Hubbard argues that his original sentence was unconstitutionally enhanced based on his prior felony convictions. This argument cannot be raised in a § 3582(c)(2) motion because it relates to an original sentencing determination and not to a guidelines amendment that has subsequently lowered Hubbard’s sentencing range. See United States v. Moreno, 421 F.3d 1217, 1220 (11th Cir.2005)(explaining that in a § 3582(c)(2) proceeding all original sentencing determinations remain the same except the guidelines range that has since been amended).
Hubbard’s argument that his original sentence violates United States v. Booker, 543 U.S. 220, 125 S.Ct. 738, 160 L.Ed.2d 621 (2005), is foreclosed by our precedent. See United States v. Melvin, 556 F.3d 1190, 1192 (11th Cir.) (concluding that Booker does not “prohibit the limitations on a judge’s discretion in reducing a sentence imposed by § 3582(c)(2) and the applicable policy statement by the Sentencing Commission”), cert. denied, — U.S. -, 129 S.Ct. 2382, 173 L.Ed.2d 1300 (2009); United States v. Jones, 548 F.3d 1366, 1369 (11th Cir.2008) (concluding that United States v. Booker, 543 U.S. 220, 125 S.Ct. 738, 160 L.Ed.2d 621 (2005), does not provide a basis on which to grant a § 3582(c)(2) motion), cert. denied, — U.S. -, 129 S.Ct. 1657, 173 L.Ed.2d 1025 (2009).

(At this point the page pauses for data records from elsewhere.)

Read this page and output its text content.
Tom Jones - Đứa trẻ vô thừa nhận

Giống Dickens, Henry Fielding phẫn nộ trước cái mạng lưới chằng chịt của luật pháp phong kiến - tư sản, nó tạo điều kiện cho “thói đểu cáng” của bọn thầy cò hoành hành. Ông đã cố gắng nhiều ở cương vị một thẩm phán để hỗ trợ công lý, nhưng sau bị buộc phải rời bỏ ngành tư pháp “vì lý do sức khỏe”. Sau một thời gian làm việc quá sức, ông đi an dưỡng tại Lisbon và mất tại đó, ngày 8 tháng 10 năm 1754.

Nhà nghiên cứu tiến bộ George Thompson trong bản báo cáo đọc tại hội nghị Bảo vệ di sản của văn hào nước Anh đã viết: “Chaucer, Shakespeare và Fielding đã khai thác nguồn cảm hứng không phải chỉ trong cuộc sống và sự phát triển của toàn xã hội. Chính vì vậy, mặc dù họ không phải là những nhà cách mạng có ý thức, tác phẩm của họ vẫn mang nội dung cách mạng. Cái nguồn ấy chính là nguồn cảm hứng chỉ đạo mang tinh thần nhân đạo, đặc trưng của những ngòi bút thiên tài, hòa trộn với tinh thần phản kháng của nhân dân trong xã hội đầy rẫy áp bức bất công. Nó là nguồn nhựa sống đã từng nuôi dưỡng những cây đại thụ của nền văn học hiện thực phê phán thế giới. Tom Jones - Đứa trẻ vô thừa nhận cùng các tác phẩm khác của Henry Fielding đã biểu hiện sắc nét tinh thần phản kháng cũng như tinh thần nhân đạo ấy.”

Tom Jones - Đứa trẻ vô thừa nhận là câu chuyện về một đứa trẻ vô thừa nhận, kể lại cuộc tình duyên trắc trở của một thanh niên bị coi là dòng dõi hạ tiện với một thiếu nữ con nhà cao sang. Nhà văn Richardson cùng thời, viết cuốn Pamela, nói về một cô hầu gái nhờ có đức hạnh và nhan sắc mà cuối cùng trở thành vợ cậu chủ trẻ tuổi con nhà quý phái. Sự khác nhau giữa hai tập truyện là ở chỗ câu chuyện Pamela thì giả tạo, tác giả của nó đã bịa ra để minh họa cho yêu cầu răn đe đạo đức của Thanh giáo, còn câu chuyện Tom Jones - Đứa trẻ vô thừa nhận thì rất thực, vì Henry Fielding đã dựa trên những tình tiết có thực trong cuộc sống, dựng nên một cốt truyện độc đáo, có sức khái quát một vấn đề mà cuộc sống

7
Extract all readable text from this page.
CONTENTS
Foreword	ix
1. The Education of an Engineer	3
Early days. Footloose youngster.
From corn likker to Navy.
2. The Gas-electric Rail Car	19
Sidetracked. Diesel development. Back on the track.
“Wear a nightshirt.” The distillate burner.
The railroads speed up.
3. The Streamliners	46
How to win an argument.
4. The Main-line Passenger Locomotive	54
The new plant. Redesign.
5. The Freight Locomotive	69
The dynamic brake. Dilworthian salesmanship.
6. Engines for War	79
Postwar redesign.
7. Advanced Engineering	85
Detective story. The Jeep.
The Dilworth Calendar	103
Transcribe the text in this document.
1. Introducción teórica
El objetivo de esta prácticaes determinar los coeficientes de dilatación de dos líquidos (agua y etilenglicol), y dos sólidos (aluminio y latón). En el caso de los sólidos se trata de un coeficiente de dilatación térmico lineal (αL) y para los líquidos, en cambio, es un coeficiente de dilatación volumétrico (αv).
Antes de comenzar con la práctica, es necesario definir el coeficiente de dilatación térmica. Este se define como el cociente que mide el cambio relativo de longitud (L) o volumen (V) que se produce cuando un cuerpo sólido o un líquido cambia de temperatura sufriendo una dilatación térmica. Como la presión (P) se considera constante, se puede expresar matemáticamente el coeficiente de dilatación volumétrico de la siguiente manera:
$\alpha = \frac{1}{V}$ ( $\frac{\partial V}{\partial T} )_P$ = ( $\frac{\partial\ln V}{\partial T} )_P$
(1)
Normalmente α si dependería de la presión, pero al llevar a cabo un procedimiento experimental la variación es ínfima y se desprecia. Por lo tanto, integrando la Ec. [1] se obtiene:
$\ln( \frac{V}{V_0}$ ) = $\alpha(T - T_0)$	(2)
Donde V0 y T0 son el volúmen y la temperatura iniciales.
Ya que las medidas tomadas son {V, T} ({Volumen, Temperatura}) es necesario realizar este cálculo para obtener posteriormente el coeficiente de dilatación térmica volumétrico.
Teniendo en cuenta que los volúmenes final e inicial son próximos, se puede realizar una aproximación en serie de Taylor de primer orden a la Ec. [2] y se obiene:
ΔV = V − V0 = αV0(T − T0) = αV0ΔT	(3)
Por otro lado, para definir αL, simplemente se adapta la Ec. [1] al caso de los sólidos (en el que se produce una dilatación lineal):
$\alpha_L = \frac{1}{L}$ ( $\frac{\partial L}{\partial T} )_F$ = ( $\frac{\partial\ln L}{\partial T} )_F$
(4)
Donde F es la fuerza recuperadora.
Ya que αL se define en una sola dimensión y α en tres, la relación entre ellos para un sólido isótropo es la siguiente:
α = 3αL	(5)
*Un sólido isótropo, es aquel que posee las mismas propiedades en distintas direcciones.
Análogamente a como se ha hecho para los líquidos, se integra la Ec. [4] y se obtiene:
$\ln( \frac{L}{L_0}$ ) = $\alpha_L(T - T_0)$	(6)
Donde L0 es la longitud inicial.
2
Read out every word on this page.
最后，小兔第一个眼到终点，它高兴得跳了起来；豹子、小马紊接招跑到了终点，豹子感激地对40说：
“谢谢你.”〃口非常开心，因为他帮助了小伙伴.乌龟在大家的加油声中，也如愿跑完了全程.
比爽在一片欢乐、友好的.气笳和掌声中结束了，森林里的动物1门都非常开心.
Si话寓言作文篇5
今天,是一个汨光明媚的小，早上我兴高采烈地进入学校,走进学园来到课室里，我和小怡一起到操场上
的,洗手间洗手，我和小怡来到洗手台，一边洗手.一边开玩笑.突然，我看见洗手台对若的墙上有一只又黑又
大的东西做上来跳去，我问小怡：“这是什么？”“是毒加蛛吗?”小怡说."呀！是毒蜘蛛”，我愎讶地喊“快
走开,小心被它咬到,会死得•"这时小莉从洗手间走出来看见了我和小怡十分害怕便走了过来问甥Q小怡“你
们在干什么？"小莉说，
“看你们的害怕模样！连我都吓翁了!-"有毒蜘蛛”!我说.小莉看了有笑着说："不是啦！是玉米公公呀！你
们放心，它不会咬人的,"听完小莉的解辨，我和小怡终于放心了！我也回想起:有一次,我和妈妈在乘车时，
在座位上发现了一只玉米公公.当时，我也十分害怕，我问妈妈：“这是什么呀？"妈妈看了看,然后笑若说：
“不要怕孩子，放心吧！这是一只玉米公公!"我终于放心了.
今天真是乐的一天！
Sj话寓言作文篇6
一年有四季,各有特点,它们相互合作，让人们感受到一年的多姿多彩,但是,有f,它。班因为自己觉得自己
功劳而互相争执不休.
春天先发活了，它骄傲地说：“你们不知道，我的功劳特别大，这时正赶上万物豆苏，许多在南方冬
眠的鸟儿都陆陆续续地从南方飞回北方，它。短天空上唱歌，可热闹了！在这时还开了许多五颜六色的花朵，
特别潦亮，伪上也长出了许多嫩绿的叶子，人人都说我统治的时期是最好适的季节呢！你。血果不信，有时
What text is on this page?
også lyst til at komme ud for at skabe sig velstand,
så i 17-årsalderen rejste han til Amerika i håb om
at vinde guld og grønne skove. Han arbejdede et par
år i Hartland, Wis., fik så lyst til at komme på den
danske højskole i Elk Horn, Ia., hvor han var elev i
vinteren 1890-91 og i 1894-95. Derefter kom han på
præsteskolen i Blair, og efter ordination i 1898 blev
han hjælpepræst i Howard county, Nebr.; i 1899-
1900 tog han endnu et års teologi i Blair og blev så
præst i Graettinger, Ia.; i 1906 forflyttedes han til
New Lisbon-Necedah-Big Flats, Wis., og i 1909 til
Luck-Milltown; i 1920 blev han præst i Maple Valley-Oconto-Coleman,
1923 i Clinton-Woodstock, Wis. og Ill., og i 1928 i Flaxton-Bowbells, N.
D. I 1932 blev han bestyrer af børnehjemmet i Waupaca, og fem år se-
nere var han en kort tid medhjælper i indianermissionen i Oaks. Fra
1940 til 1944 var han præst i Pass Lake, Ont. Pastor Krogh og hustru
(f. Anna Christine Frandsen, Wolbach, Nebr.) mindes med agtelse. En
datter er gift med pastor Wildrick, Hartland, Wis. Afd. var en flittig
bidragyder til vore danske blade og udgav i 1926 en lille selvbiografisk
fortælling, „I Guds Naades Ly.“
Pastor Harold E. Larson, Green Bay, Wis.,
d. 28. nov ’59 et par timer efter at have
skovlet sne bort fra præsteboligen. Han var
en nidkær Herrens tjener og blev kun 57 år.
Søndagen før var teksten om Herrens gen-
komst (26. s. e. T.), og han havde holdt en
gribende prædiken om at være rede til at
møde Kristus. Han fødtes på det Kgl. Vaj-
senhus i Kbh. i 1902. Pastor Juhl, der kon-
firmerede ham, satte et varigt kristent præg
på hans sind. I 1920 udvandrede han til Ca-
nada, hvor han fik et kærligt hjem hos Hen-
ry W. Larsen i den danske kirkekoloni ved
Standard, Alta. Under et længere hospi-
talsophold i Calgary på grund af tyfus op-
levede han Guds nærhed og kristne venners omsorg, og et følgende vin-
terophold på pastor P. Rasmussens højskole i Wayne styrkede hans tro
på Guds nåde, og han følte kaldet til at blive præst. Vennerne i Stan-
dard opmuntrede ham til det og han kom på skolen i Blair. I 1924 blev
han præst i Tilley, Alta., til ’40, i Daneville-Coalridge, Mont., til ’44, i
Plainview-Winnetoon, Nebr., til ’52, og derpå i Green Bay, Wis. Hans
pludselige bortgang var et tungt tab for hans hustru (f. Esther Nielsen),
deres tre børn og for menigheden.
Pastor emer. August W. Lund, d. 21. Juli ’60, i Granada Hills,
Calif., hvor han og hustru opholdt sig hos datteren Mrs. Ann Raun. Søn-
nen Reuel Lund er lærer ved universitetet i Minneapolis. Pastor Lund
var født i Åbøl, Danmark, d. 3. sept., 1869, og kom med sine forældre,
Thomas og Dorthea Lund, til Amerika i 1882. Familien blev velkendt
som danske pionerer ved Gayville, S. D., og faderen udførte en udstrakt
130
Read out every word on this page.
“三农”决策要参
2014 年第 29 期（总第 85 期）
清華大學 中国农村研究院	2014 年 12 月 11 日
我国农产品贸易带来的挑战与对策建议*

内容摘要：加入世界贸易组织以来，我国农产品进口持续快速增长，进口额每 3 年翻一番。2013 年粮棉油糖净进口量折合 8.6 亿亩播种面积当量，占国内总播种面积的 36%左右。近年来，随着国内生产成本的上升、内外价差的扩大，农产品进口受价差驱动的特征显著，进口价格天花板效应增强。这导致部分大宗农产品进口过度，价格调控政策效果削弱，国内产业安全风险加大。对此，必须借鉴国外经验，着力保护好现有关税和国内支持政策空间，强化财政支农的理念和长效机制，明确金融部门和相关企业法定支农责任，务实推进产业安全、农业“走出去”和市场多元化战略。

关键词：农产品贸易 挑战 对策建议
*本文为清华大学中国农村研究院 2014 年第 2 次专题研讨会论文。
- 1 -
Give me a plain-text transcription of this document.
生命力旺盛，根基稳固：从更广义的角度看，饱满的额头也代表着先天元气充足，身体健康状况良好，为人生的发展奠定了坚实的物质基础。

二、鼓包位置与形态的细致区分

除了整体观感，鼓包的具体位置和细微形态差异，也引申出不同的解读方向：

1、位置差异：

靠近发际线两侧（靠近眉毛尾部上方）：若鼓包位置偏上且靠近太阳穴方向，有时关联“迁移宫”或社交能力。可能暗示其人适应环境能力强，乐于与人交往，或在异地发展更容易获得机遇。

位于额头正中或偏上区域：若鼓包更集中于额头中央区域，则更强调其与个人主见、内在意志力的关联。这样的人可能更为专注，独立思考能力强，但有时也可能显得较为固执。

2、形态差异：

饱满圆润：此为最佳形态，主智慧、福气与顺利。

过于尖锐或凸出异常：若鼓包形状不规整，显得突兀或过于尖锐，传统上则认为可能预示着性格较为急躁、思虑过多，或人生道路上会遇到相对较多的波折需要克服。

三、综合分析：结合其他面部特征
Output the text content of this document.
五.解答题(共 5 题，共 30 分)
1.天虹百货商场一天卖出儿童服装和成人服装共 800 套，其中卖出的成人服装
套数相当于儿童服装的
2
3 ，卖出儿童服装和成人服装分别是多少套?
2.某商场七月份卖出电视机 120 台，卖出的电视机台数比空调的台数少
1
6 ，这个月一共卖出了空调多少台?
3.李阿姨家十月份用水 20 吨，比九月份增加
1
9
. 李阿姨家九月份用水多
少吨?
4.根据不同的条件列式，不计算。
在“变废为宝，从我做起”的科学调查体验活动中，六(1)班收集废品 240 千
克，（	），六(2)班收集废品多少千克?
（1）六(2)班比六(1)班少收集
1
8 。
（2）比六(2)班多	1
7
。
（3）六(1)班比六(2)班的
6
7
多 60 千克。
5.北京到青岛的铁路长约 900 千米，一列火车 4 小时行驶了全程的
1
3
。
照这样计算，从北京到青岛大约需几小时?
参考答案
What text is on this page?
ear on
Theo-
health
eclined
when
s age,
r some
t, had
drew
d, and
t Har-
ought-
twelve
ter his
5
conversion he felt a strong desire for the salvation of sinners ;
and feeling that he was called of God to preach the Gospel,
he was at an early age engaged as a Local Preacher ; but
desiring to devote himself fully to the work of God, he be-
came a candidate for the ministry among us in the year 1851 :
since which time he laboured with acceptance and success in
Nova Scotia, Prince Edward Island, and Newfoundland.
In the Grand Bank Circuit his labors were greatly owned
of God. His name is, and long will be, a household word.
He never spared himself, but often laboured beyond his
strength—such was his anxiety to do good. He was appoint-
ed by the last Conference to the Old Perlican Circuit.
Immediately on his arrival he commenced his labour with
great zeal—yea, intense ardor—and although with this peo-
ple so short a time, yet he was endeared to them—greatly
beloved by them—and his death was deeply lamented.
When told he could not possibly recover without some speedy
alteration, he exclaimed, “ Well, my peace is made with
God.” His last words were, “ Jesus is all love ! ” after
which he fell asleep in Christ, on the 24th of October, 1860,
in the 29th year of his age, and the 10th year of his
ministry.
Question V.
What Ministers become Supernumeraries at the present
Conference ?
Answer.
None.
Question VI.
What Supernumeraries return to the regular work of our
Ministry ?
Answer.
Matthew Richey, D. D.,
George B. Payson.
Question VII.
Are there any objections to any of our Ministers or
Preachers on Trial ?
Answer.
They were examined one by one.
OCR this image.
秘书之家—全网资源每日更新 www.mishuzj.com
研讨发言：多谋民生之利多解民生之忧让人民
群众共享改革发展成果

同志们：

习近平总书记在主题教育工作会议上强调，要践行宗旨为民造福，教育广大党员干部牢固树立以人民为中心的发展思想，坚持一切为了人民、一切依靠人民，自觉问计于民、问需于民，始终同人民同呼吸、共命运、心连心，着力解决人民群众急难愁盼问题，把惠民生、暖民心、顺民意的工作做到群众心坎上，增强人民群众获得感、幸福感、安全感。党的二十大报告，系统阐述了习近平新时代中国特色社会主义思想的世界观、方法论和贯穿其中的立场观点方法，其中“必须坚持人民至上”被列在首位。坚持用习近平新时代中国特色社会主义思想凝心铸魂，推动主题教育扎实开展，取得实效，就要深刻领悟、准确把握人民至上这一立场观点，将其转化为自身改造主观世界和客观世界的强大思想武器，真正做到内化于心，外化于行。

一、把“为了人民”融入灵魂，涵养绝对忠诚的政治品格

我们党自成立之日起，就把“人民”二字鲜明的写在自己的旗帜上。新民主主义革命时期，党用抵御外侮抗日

Thus, the district court did not have the authority to reduce Hubbard’s sentence and properly denied his § 3582(c)(2) motion.
AFFIRMED.
. We review de novo the district court's legal conclusions regarding the scope of its authority under 18 U.S.C. § 3582(c)(2). United States v. James, 548 F.3d 983, 984 (11th Cir.2008).